Arbeiten über das gesetzliche Pensionsalter hinaus, ist das wirklich attraktiv?
Diese Frage würden die meisten spontan mit Nein beantworten. Herr und Frau Österreicher gehen lieber zum frühestmöglichen Zeitpunkt in Pension und auch staatlich geförderte Altersteilzeitmodelle erfreuen sich großer Beliebtheit. Warum länger als nötig arbeiten, besser noch die guten und gesunden Jahre ohne finanzielle Sorgen genießen, sich das erfüllen, was während des Berufslebens nicht möglich war.
Doch wo eine Regel, dort auch eine Ausnahme.
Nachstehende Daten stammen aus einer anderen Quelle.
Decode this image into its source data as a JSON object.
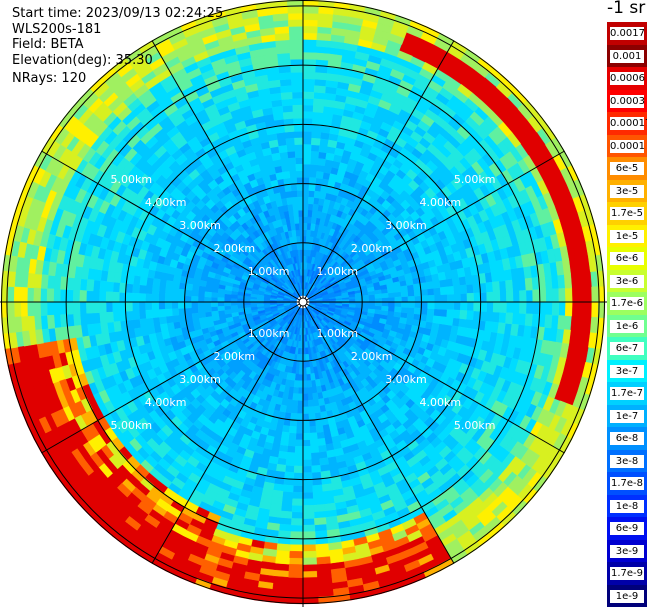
{
  "header": {
    "start_time": "Start time: 2023/09/13 02:24:25",
    "instrument": "WLS200s-181",
    "field": "Field: BETA",
    "elevation": "Elevation(deg): 35.30",
    "nrays": "NRays: 120"
  },
  "units_label": "-1 sr",
  "chart_data": {
    "type": "heatmap",
    "projection": "polar (PPI scan)",
    "range_rings_km": [
      1,
      2,
      3,
      4,
      5
    ],
    "ring_labels": [
      "1.00km",
      "2.00km",
      "3.00km",
      "4.00km",
      "5.00km"
    ],
    "max_range_km": 5.1,
    "n_rays": 120,
    "radial_lines_every_deg": 30,
    "scale": "log",
    "colorbar": {
      "ticks": [
        "0.0017",
        "0.001",
        "0.0006",
        "0.0003",
        "0.00017",
        "0.0001",
        "6e-5",
        "3e-5",
        "1.7e-5",
        "1e-5",
        "6e-6",
        "3e-6",
        "1.7e-6",
        "1e-6",
        "6e-7",
        "3e-7",
        "1.7e-7",
        "1e-7",
        "6e-8",
        "3e-8",
        "1.7e-8",
        "1e-8",
        "6e-9",
        "3e-9",
        "1.7e-9",
        "1e-9"
      ],
      "colors": [
        "#c00000",
        "#8b0000",
        "#e60000",
        "#ff0000",
        "#ff2a00",
        "#ff5500",
        "#ff8c00",
        "#ffb000",
        "#ffd000",
        "#fff000",
        "#e8ff00",
        "#c8ff30",
        "#9cff60",
        "#70ff90",
        "#40ffc0",
        "#00f0ff",
        "#00d0ff",
        "#00b0ff",
        "#0090ff",
        "#0070ff",
        "#0050ff",
        "#0030ff",
        "#0010f0",
        "#0000d0",
        "#0000a8",
        "#00007a"
      ]
    }
  }
}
Eine solche stellt
Univ.-Lektor Dr. Walter Holiczki (am Bild mit seinem Enkel Benny) dar, der in seinem achtzigsten! Lebensjahr immer noch mit Freude in einem anspruchsvollen Berufsfeld aktiv ist.
Der 1943 geborene studierte Publizistik- und Kommunikationswissenschafter ist lange Jahre Journalist und Geschäftsführer zweier Werbeagenturen. Am Institut für Publizistik der Universität Wien erfüllt er von 1980 bis 1997 einen Lehrauftrag als Lektor. Ehrenamtlich übernimmt er zusätzlich für mehrere Jahre die Präsidentschaft des Austrian Chapter der International Advertising Association. Mit 65 Jahren macht er sich mit der Agentur „Partner für Kommunikation“ selbstständig und wird dies bis Ende des Jahres 2023 sein. (Oder auch noch etwas länger!) Dann wird er sein 80. Lebensjahr bereits um einige Monate überschritten, für die „Vereinigung Österreichischer Steuerberater und Wirtschaftsprüfer“ als Chefredakteur 134 Ausgaben des „WT Fachjournal“ produziert und an die 10.000 Seiten fachspezifischen Inhalts verantwortet haben.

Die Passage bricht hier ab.